The Trump Administration’s Assault on Asylum Seekers

It’s part of a broader strategic effort to eviscerate our humanitarian infrastructure.

Urgent cries for help recently rang out from an abandoned factory in Piedras Negras, Mexico.  More than a thousand asylum seekers, including young children, are locked in there against their will, without blankets or basic necessities.

This humanitarian crisis is a direct consequence of new restrictions imposed bythe Trump administration. Earlier this month, it ordered all Mexican asylum seekers to wait in Mexico until their scheduled hearing. The head of Amnesty International decried the move as illegal, condemning it as a violation of human rights. The intention, he said, is clear: to traumatize and deter those seeking protection in our country.

But Trump’s “remain in Mexico” policy is just the latest action in a larger-scale assault on our humanitarian policies. This administration has done more than any other in American history to make the United States not only unwelcoming, but blatantly punitive and discriminatory to those seeking a safe haven in our nation.

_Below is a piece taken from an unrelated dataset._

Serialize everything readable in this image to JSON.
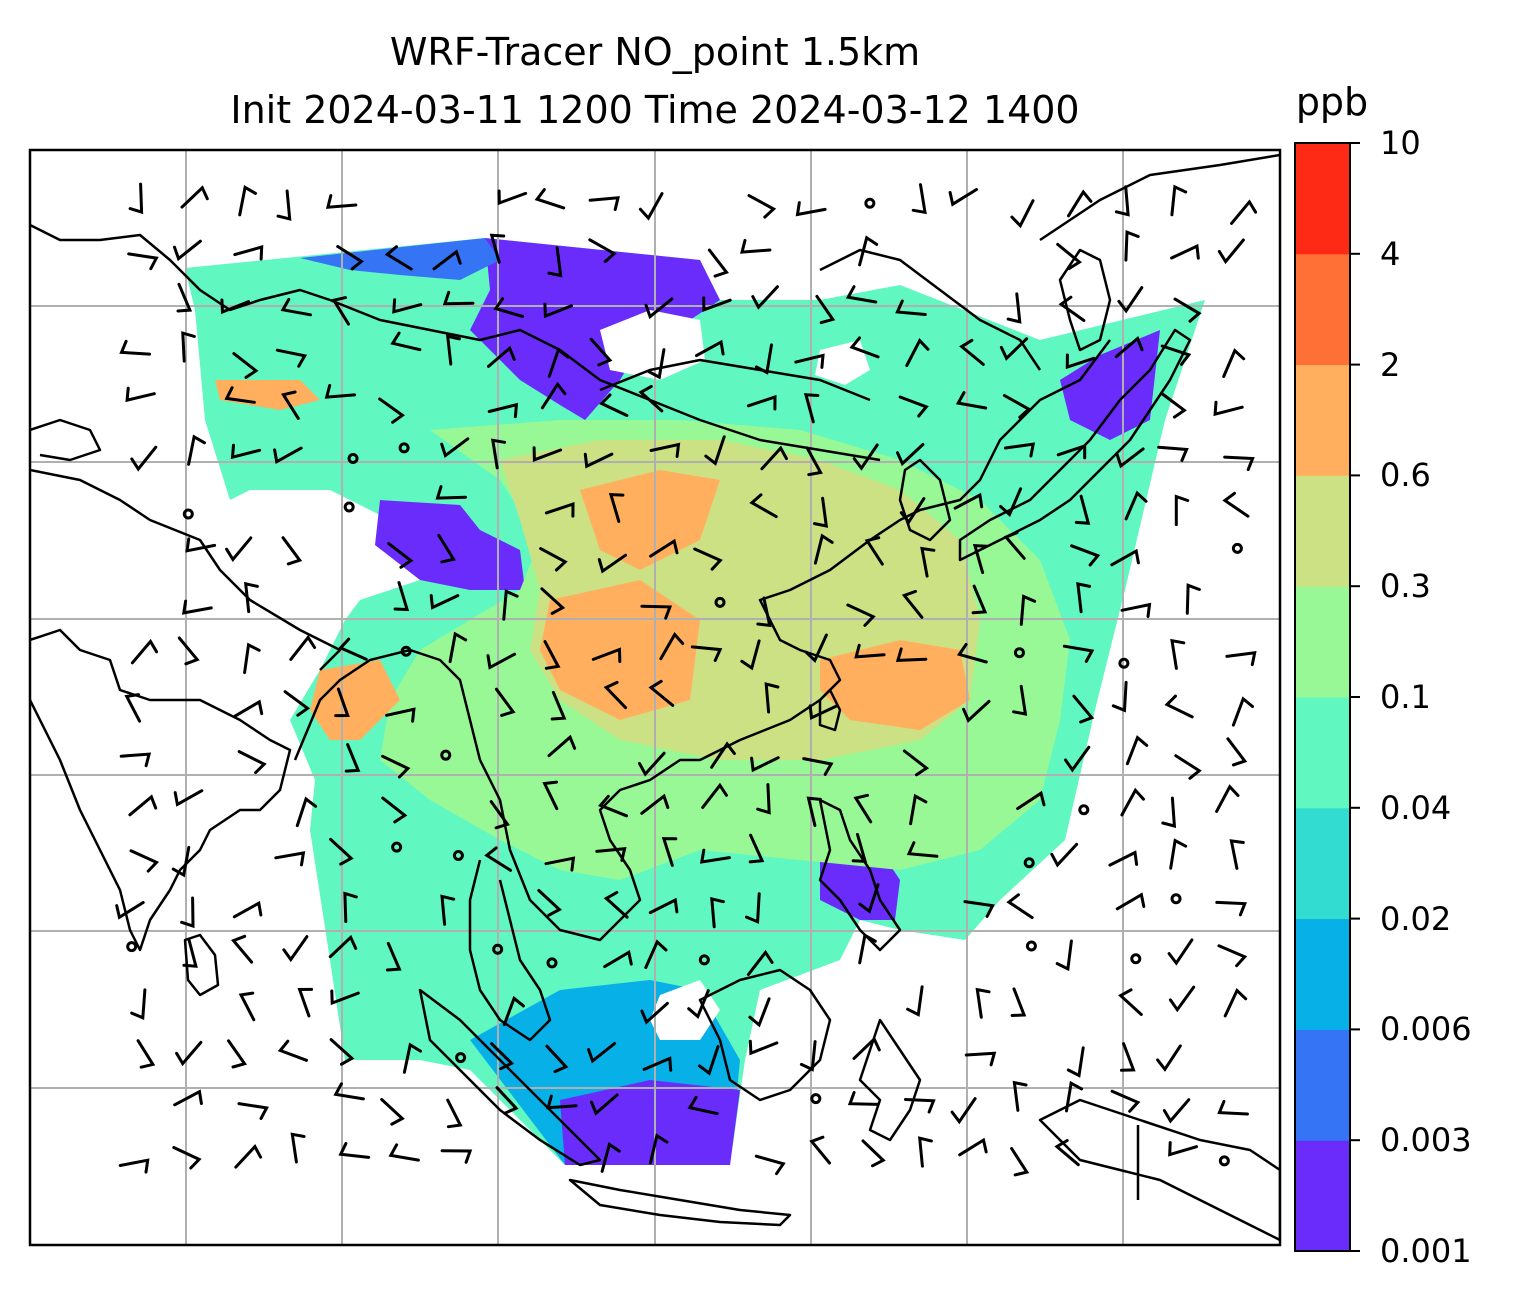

This should come as no surprise. On the campaign trail, Donald Trump called for a “total and complete shutdown of Muslims entering the United States.” As president, he’s tried to follow through on that pledge.

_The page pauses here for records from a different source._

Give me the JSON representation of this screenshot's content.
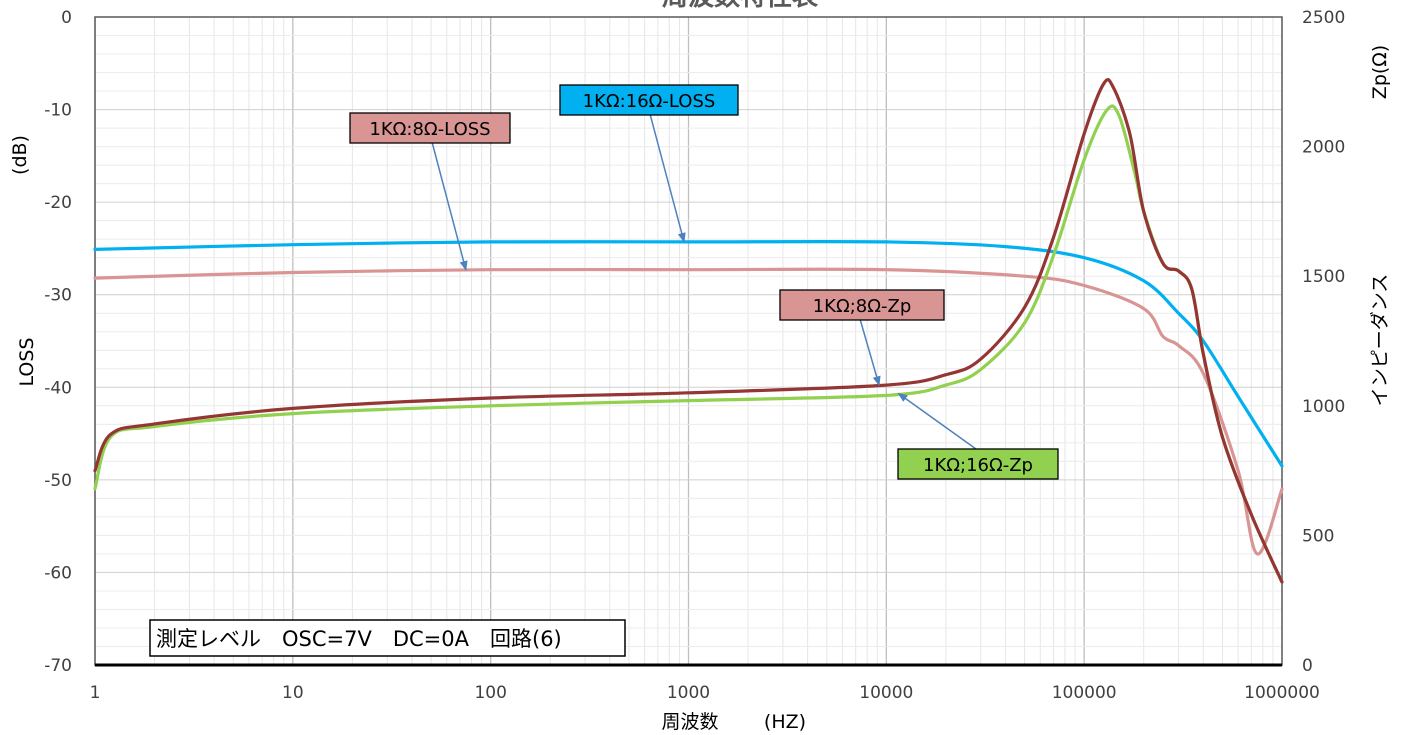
{
  "chart_data": {
    "type": "line",
    "title": "周波数特性表",
    "xlabel": "周波数",
    "xlabel_unit": "(HZ)",
    "x_scale": "log",
    "xlim": [
      1,
      1000000
    ],
    "x_ticks": [
      "1",
      "10",
      "100",
      "1000",
      "10000",
      "100000",
      "1000000"
    ],
    "y_left": {
      "label": "LOSS",
      "unit": "(dB)",
      "lim": [
        -70,
        0
      ],
      "ticks": [
        "0",
        "-10",
        "-20",
        "-30",
        "-40",
        "-50",
        "-60",
        "-70"
      ]
    },
    "y_right": {
      "label": "インピーダンス",
      "unit": "Zp(Ω)",
      "lim": [
        0,
        2500
      ],
      "ticks": [
        "2500",
        "2000",
        "1500",
        "1000",
        "500",
        "0"
      ]
    },
    "grid": true,
    "series": [
      {
        "name": "1KΩ:16Ω-LOSS",
        "axis": "left",
        "color": "#00b0f0",
        "points": [
          [
            1,
            -25.1
          ],
          [
            10,
            -24.6
          ],
          [
            100,
            -24.3
          ],
          [
            1000,
            -24.3
          ],
          [
            10000,
            -24.3
          ],
          [
            40000,
            -24.8
          ],
          [
            100000,
            -26.0
          ],
          [
            200000,
            -28.5
          ],
          [
            300000,
            -32.0
          ],
          [
            400000,
            -35.0
          ],
          [
            600000,
            -41.0
          ],
          [
            1000000,
            -48.5
          ]
        ]
      },
      {
        "name": "1KΩ:8Ω-LOSS",
        "axis": "left",
        "color": "#d99594",
        "points": [
          [
            1,
            -28.2
          ],
          [
            10,
            -27.6
          ],
          [
            100,
            -27.3
          ],
          [
            1000,
            -27.3
          ],
          [
            10000,
            -27.3
          ],
          [
            50000,
            -28.0
          ],
          [
            100000,
            -29.0
          ],
          [
            200000,
            -31.5
          ],
          [
            250000,
            -34.5
          ],
          [
            300000,
            -35.5
          ],
          [
            400000,
            -38.5
          ],
          [
            600000,
            -49.0
          ],
          [
            750000,
            -58.0
          ],
          [
            1000000,
            -51.0
          ]
        ]
      },
      {
        "name": "1KΩ;8Ω-Zp",
        "axis": "right",
        "color": "#943634",
        "points": [
          [
            1,
            750
          ],
          [
            1.2,
            890
          ],
          [
            2,
            930
          ],
          [
            10,
            990
          ],
          [
            100,
            1030
          ],
          [
            1000,
            1050
          ],
          [
            10000,
            1080
          ],
          [
            20000,
            1120
          ],
          [
            30000,
            1180
          ],
          [
            50000,
            1380
          ],
          [
            70000,
            1650
          ],
          [
            100000,
            2050
          ],
          [
            125000,
            2240
          ],
          [
            140000,
            2230
          ],
          [
            170000,
            2050
          ],
          [
            200000,
            1750
          ],
          [
            250000,
            1550
          ],
          [
            300000,
            1520
          ],
          [
            350000,
            1450
          ],
          [
            400000,
            1200
          ],
          [
            500000,
            880
          ],
          [
            700000,
            580
          ],
          [
            1000000,
            320
          ]
        ]
      },
      {
        "name": "1KΩ;16Ω-Zp",
        "axis": "right",
        "color": "#92d050",
        "points": [
          [
            1,
            680
          ],
          [
            1.2,
            880
          ],
          [
            2,
            920
          ],
          [
            10,
            970
          ],
          [
            100,
            1000
          ],
          [
            1000,
            1020
          ],
          [
            10000,
            1040
          ],
          [
            20000,
            1080
          ],
          [
            30000,
            1140
          ],
          [
            50000,
            1320
          ],
          [
            70000,
            1580
          ],
          [
            100000,
            1950
          ],
          [
            130000,
            2140
          ],
          [
            150000,
            2120
          ],
          [
            180000,
            1900
          ],
          [
            200000,
            1750
          ],
          [
            250000,
            1550
          ],
          [
            300000,
            1520
          ],
          [
            350000,
            1450
          ],
          [
            400000,
            1200
          ],
          [
            500000,
            880
          ],
          [
            700000,
            580
          ],
          [
            1000000,
            320
          ]
        ]
      }
    ],
    "annotations": [
      {
        "text": "1KΩ:16Ω-LOSS",
        "bg": "#00b0f0",
        "series": 0,
        "pointer_x": 950
      },
      {
        "text": "1KΩ:8Ω-LOSS",
        "bg": "#d99594",
        "series": 1,
        "pointer_x": 75
      },
      {
        "text": "1KΩ;8Ω-Zp",
        "bg": "#d99594",
        "series": 2,
        "pointer_x": 9200
      },
      {
        "text": "1KΩ;16Ω-Zp",
        "bg": "#92d050",
        "series": 3,
        "pointer_x": 11500
      }
    ],
    "note": "測定レベル　OSC=7V　DC=0A　回路(6)"
  }
}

Vice President Pence has an even deeper history of being anti-refugee. As Indiana’s governor, he was sued by a private agency that helps refugees to settle in the United States. The work of this and similar agencies is funded in part by the federal government, which gives states money to help refugees under the Immigration and Nationality Act. These critical resources are used for employment and training, English language learning, and other supports to help refugees become economically self‐sufficient as quickly as possible. Pence refused to transfer these federal monies to resettlement agencies in Indiana that helped refugees from Syria.

Pence’s ban on aid to Syrians eventually wound up in court, where a federal judge ordered a permanent injunction halting the policy. U.S. District Judge Tanya Walton Pratt described Pence’s argument as equivalent to saying that “he wants to forbid black people to settle in Indiana not because they’re black, but because he’s afraid of them, and since race is therefore not his motive, he isn’t discriminating.”

But now, Trump and Pence have taken their agenda to discriminate and exclude to the White House. In 2018, the U.S. admitted only 62 Syrian refugees, as compared to the more than 12,000 Syrian refugees admitted in the final year of the Obama administration. What’s more, 46 percent of the 84,995 refugees admitted in 2016 were Muslim, outpacing Christians, who made up 44 percent of the total. In 2018, most of the refugees admitted to the United States were Christian (roughly 70%), while Muslims dropped to just 15 percent of all refugeesfrom any country. In fact, only 22,491 refugees were resettled in the United States in 2018, the lowest number since the resettlement program opened in 1980.

Reducing the number of refugees allowed in the country is actually part of a strategic effort to eviscerate America’s humanitarian infrastructure. Without the admission of refugees, federal funding to resettlement organizations under the Immigration and Nationality Act does not follow.

Refugee resettlement agencies, which get most of their funding from the federal government, have been devastated by these cuts. Many are closing their doors or cutting more than half of their resettlement staff, including long-standing community-based service organizations such as Catholic Charities. In Tennessee, where I live, World Relief Nashville closed its doors, while other charities have drastically cut their programs. Members of my community in Nashville built a Habitat for Humanity house for a Catholic Charities worker who had to be laid off.

The shuttering of these organizations is not only bad for current refugees. It will hurt future ones who won’t have the support they need to resettle in the U.S. There is also a major detriment to the host communities, which lose individuals with valuable cultural and linguistic skills. Employers, too, have benefited greatly from these programs, as they have helped countless workers become employment ready.

But it appears that racism trumps humanitarianism in this administration, which has spent the last two years inciting fears and misbeliefs that immigrants and refugees pose a threat to our society, while diminishing their economic and cultural contributions.

Key Trump officials have tried this before. In the 2016 court decision against then-Governor Pence, the judge referred to Pence’s claims that Syrian refugees were dangerous as “nightmare speculation.” He and Donald Trump have now brought this nightmare to the White House. Its consequences are now playing out throughout our country.

Carolyn J. Heinrich

Carolyn J. Heinrich, Ph.D., is the Patricia and Rodes Hart Professor of Public Policy, Education, and Economics at Vanderbilt University and a member of the Scholars Strategy Network.